Вчера прошёл формальный суд, где я получила двадцать плетей. Одна из Старших Жриц — Олена — исполнила приговор плетью, сплетённой из ослепительного, жгучего света. Почти все жрицы владеют таким. Каждый удар был не просто болью, а вспышкой стерильного, бездушного солнца, выжигающего всё живое во мне. После случился неформальный суд под руководством той самой садистки Циссы, что с шайкой подружек поставила меня на колени в моей же комнате, чтобы выжечь запястья до кости. Её наигранная праведность была тёплой, почти человеческой после ледяного огня Олены, и оттого — ещё более отвратительной. Я привыкла к боли, как к старой знакомой, но это было за гранью. Хорошо, что моё злобное, шипящее дыхание удовлетворило Циссу, и они отстали. Но я знала — это ненадолго. Утром всё началось бы снова.

Ммм, ты им не скажешь? Сколько тебе там осталось?

Это была не первая попытка сбежать, но первая — почти удавшаяся. Хоть и высокой ценой, но я всё-таки оказалась во внешнем мире, который сейчас кажется пугающе пустым. Я в этом странном темном безлюдном лесу, где не встретить ни зверя, чтобы добил, ни человека, чтобы спас. Так мне по крайней мере казалось…

Глава 2. Здравствуй, Ворон.

•✦•·····························•✦•·····························•✦•

Шагов не слышно, лишь ощущается, как в домик, где меня держат, проникает прохладный воздух. Первый день лета уже наступил, но ночи ещё прячут в своих объятиях колючую прохладу. Мира почему-то сильнее сжимает мою руку. Моё состояние не изменилось — значит вошедший в домик — не друг.

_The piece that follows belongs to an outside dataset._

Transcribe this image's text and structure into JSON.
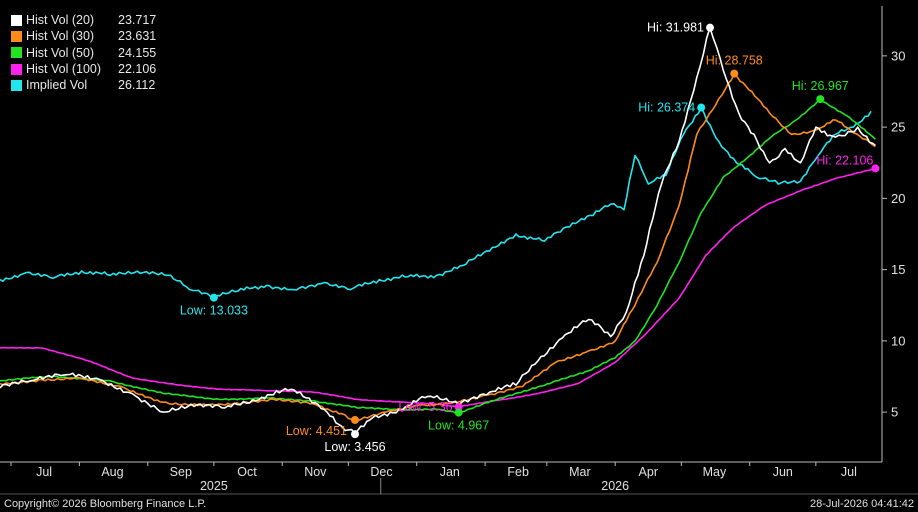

Скорее всего, сестры нашли меня. Вряд ли я ушла далеко от границы, истекая кровью. Я наверняка оставила за собой багровый след — на земле, камнях, на листьях папоротника, словно сама смерть неспешно прошагала по этому лесу, отмечая свой путь. За мной выдвинулось целых четыре отряда. Один – настиг меня сразу.

В главе каждого — Клинки Делоры. Всего их шесть. — «Все они равны, нет среди них первой или последней, каждая символизирует акт, но не порядок», — звучало в голове навязчивым эхом, вспоминая доску в Золотом Зале. До чего же усердно они вбивали мне в голову всю эту догму, что даже сейчас, на краю гибели, не могу выкинуть этот бред. Если же говорить просто — каждая из Клинков и её роль сопоставима с Шестью Днями Творения мира и не определяется старшинством.

Ну, а на деле всё ещё примитивнее. Это обыкновенный личный карательный отряд Верховной Жрицы. Все они были моими наставницами, надзирательницами и мучительницами. Цисса была одной из них — самый младший, Четвертый Клинок – Корня и Становления. Она была геомантом, не лучшим, но своё тело укрепляла хорошо. Низкорослая и грузная, она олицетворяла тупую, неукротимую мощь, саму основу зарождения, чьё имя носила. Злость её совсем не красила, и под конец – она показала себя.

Зато её злость тебя украсила — что надо.

Думая о Клинках, я невольно растягиваю свои окровавленные губы в недоброй ухмылке. Даже если это они… если прямо здесь и сейчас с ними нет Марики — Пятого Клинка, Жизни и Плоти, старшей целительницы, — то они потратили время зря. Никто из Клинков, кроме неё, не обладает целительным даром. А значит — как бы они ни пытались, им остаётся лишь доставить моей матери, Верховной, мой остывший труп.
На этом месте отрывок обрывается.